Development of an AI language model for extracting address information
Project duration: 1 year, 2 months
Brief description
The aim of the project is to investigate which approaches are suitable for automatically extracting the components of an address from text input. AI language models from the field of deep learning are of particular interest here. PTA examines the state of the art and identifies suitable methods based on neural networks. Using synthetic test data sets and metrics, PTA evaluates various approaches and architectures with the aim of identifying suitable methods for customer use.
Supplement
To ensure data protection, PTA generates synthetic recipient addresses on the basis of a street section file and various name lists (first name, surname, company name). In order to create a realistic data set, the address components are randomly arranged based on standard patterns and spelling errors are randomly generated. For example, letters are removed or swapped with a certain probability. PTA uses the Python framework PyTorch Sequence-to-Sequence (Seq2Seq) to develop language models and subjects them to a benchmark based on the previously generated synthetic test data set. Models based on the Seq2Seq architecture essentially consist of two components, an encoder and a decoder. While it is the task of the encoder to understand the input text, it is the task of the decoder to annotate the components of the input text with the corresponding tags (name, street, city, …).
Subject description
A central component of the customer's business model is based on the processing of address data. The recipient addresses are transmitted to the customer via various input channels and interfaces.
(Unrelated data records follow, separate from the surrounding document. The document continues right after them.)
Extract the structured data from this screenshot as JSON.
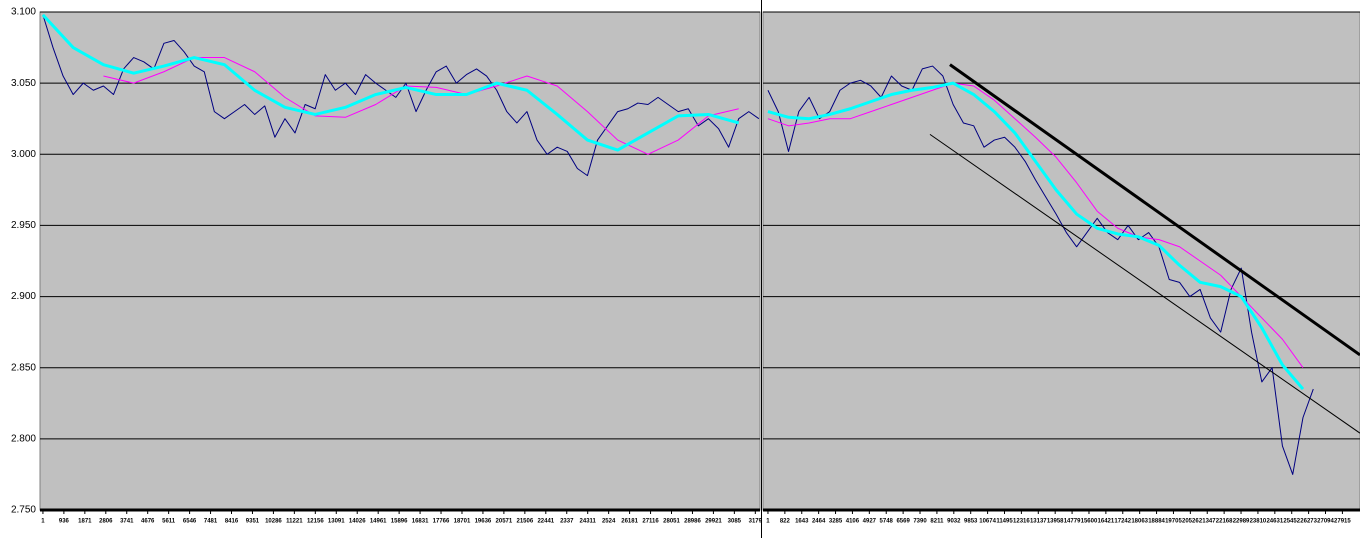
{
  "chart_data": [
    {
      "type": "line",
      "grid": true,
      "show_ytick_labels": true,
      "xlim": [
        -130,
        32000
      ],
      "ylim": [
        2.75,
        3.1
      ],
      "yticks": [
        {
          "value": 2.75,
          "label": "2.750"
        },
        {
          "value": 2.8,
          "label": "2.800"
        },
        {
          "value": 2.85,
          "label": "2.850"
        },
        {
          "value": 2.9,
          "label": "2.900"
        },
        {
          "value": 2.95,
          "label": "2.950"
        },
        {
          "value": 3.0,
          "label": "3.000"
        },
        {
          "value": 3.05,
          "label": "3.050"
        },
        {
          "value": 3.1,
          "label": "3.100"
        }
      ],
      "xticks": [
        1,
        936,
        1871,
        2806,
        3741,
        4676,
        5611,
        6546,
        7481,
        8416,
        9351,
        10286,
        11221,
        12156,
        13091,
        14026,
        14961,
        15896,
        16831,
        17766,
        18701,
        19636,
        20571,
        21506,
        22441,
        {
          "value": 23376,
          "label": "2337"
        },
        24311,
        {
          "value": 25246,
          "label": "2524"
        },
        26181,
        27116,
        28051,
        28986,
        29921,
        {
          "value": 30856,
          "label": "3085"
        },
        {
          "value": 31791,
          "label": "3179"
        }
      ],
      "series": [
        {
          "color": "#000080",
          "line_width": 1,
          "x": [
            0,
            450,
            900,
            1350,
            1800,
            2250,
            2700,
            3150,
            3600,
            4050,
            4500,
            4950,
            5400,
            5850,
            6300,
            6750,
            7200,
            7650,
            8100,
            8550,
            9000,
            9450,
            9900,
            10350,
            10800,
            11250,
            11700,
            12150,
            12600,
            13050,
            13500,
            13950,
            14400,
            14850,
            15300,
            15750,
            16200,
            16650,
            17100,
            17550,
            18000,
            18450,
            18900,
            19350,
            19800,
            20250,
            20700,
            21150,
            21600,
            22050,
            22500,
            22950,
            23400,
            23850,
            24300,
            24750,
            25200,
            25650,
            26100,
            26550,
            27000,
            27450,
            27900,
            28350,
            28800,
            29250,
            29700,
            30150,
            30600,
            31050,
            31500,
            31950
          ],
          "values": [
            3.098,
            3.075,
            3.055,
            3.042,
            3.05,
            3.045,
            3.048,
            3.042,
            3.06,
            3.068,
            3.065,
            3.06,
            3.078,
            3.08,
            3.072,
            3.062,
            3.058,
            3.03,
            3.025,
            3.03,
            3.035,
            3.028,
            3.034,
            3.012,
            3.025,
            3.015,
            3.035,
            3.032,
            3.056,
            3.045,
            3.05,
            3.042,
            3.056,
            3.05,
            3.045,
            3.04,
            3.05,
            3.03,
            3.045,
            3.058,
            3.062,
            3.05,
            3.056,
            3.06,
            3.055,
            3.045,
            3.03,
            3.022,
            3.03,
            3.01,
            3.0,
            3.005,
            3.002,
            2.99,
            2.985,
            3.01,
            3.02,
            3.03,
            3.032,
            3.036,
            3.035,
            3.04,
            3.035,
            3.03,
            3.032,
            3.02,
            3.025,
            3.018,
            3.005,
            3.025,
            3.03,
            3.025
          ]
        },
        {
          "color": "#ff00ff",
          "line_width": 1,
          "x": [
            2700,
            4050,
            5400,
            6750,
            8100,
            9450,
            10800,
            12150,
            13500,
            14850,
            16200,
            17550,
            18900,
            20250,
            21600,
            22950,
            24300,
            25650,
            27000,
            28350,
            29700,
            31050
          ],
          "values": [
            3.055,
            3.05,
            3.058,
            3.068,
            3.068,
            3.058,
            3.04,
            3.027,
            3.026,
            3.035,
            3.048,
            3.047,
            3.042,
            3.048,
            3.055,
            3.048,
            3.03,
            3.01,
            3.0,
            3.01,
            3.027,
            3.032
          ]
        },
        {
          "color": "#00ffff",
          "line_width": 3,
          "x": [
            0,
            1350,
            2700,
            4050,
            5400,
            6750,
            8100,
            9450,
            10800,
            12150,
            13500,
            14850,
            16200,
            17550,
            18900,
            20250,
            21600,
            22950,
            24300,
            25650,
            27000,
            28350,
            29700,
            31050
          ],
          "values": [
            3.098,
            3.075,
            3.063,
            3.057,
            3.062,
            3.068,
            3.063,
            3.045,
            3.033,
            3.028,
            3.033,
            3.042,
            3.047,
            3.042,
            3.042,
            3.05,
            3.045,
            3.028,
            3.01,
            3.003,
            3.015,
            3.027,
            3.028,
            3.022
          ]
        }
      ]
    },
    {
      "type": "line",
      "grid": true,
      "show_ytick_labels": false,
      "xlim": [
        -240,
        28770
      ],
      "ylim": [
        2.75,
        3.1
      ],
      "yticks": [
        2.75,
        2.8,
        2.85,
        2.9,
        2.95,
        3.0,
        3.05,
        3.1
      ],
      "xticks": [
        1,
        822,
        1643,
        2464,
        3285,
        4106,
        4927,
        5748,
        6569,
        7390,
        8211,
        9032,
        9853,
        10674,
        11495,
        12316,
        13137,
        13958,
        14779,
        15600,
        16421,
        17242,
        18063,
        18884,
        19705,
        20526,
        21347,
        22168,
        22989,
        23810,
        24631,
        25452,
        26273,
        27094,
        27915
      ],
      "series": [
        {
          "color": "#000080",
          "line_width": 1,
          "x": [
            0,
            500,
            1000,
            1500,
            2000,
            2500,
            3000,
            3500,
            4000,
            4500,
            5000,
            5500,
            6000,
            6500,
            7000,
            7500,
            8000,
            8500,
            9000,
            9500,
            10000,
            10500,
            11000,
            11500,
            12000,
            12500,
            13000,
            13500,
            14000,
            14500,
            15000,
            15500,
            16000,
            16500,
            17000,
            17500,
            18000,
            18500,
            19000,
            19500,
            20000,
            20500,
            21000,
            21500,
            22000,
            22500,
            23000,
            23500,
            24000,
            24500,
            25000,
            25500,
            26000,
            26500
          ],
          "values": [
            3.045,
            3.03,
            3.002,
            3.03,
            3.04,
            3.025,
            3.03,
            3.045,
            3.05,
            3.052,
            3.048,
            3.04,
            3.055,
            3.048,
            3.045,
            3.06,
            3.062,
            3.055,
            3.035,
            3.022,
            3.02,
            3.005,
            3.01,
            3.012,
            3.005,
            2.995,
            2.982,
            2.97,
            2.958,
            2.945,
            2.935,
            2.945,
            2.955,
            2.945,
            2.94,
            2.95,
            2.94,
            2.945,
            2.935,
            2.912,
            2.91,
            2.9,
            2.905,
            2.885,
            2.875,
            2.905,
            2.92,
            2.875,
            2.84,
            2.85,
            2.795,
            2.775,
            2.815,
            2.835
          ]
        },
        {
          "color": "#ff00ff",
          "line_width": 1,
          "x": [
            0,
            1000,
            2000,
            3000,
            4000,
            5000,
            6000,
            7000,
            8000,
            9000,
            10000,
            11000,
            12000,
            13000,
            14000,
            15000,
            16000,
            17000,
            18000,
            19000,
            20000,
            21000,
            22000,
            23000,
            24000,
            25000,
            26000
          ],
          "values": [
            3.025,
            3.02,
            3.022,
            3.025,
            3.025,
            3.03,
            3.035,
            3.04,
            3.045,
            3.05,
            3.048,
            3.038,
            3.025,
            3.012,
            2.998,
            2.98,
            2.96,
            2.948,
            2.942,
            2.94,
            2.935,
            2.925,
            2.915,
            2.9,
            2.885,
            2.87,
            2.85
          ]
        },
        {
          "color": "#00ffff",
          "line_width": 3,
          "x": [
            0,
            1000,
            2000,
            3000,
            4000,
            5000,
            6000,
            7000,
            8000,
            9000,
            10000,
            11000,
            12000,
            13000,
            14000,
            15000,
            16000,
            17000,
            18000,
            19000,
            20000,
            21000,
            22000,
            23000,
            24000,
            25000,
            26000
          ],
          "values": [
            3.03,
            3.026,
            3.025,
            3.028,
            3.032,
            3.037,
            3.042,
            3.045,
            3.047,
            3.05,
            3.042,
            3.03,
            3.015,
            2.995,
            2.975,
            2.958,
            2.948,
            2.944,
            2.942,
            2.936,
            2.922,
            2.91,
            2.907,
            2.9,
            2.878,
            2.852,
            2.835
          ]
        },
        {
          "color": "#000000",
          "line_width": 3,
          "x": [
            8845,
            28770
          ],
          "values": [
            3.063,
            2.859
          ]
        },
        {
          "color": "#000000",
          "line_width": 1,
          "x": [
            7873,
            28770
          ],
          "values": [
            3.014,
            2.804
          ]
        }
      ]
    }
  ]
}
It is not uncommon for parts of the recipient addresses (title, first name, surname, company name, street, house number, house number suffix, zip code, town and district) to be incorrect and, for example, mixed up. The reasons for this are usually incorrect entries during the ordering process or a lack of address validation by the customer's client. Incorrect addresses often lead to consignments being sorted incorrectly and therefore not being transported to the intended destination. They also make route planning more difficult during the delivery process, as route planning is based on the geocoordinates of an address, which can usually only be determined correctly if the individual components of an address have been recognized correctly.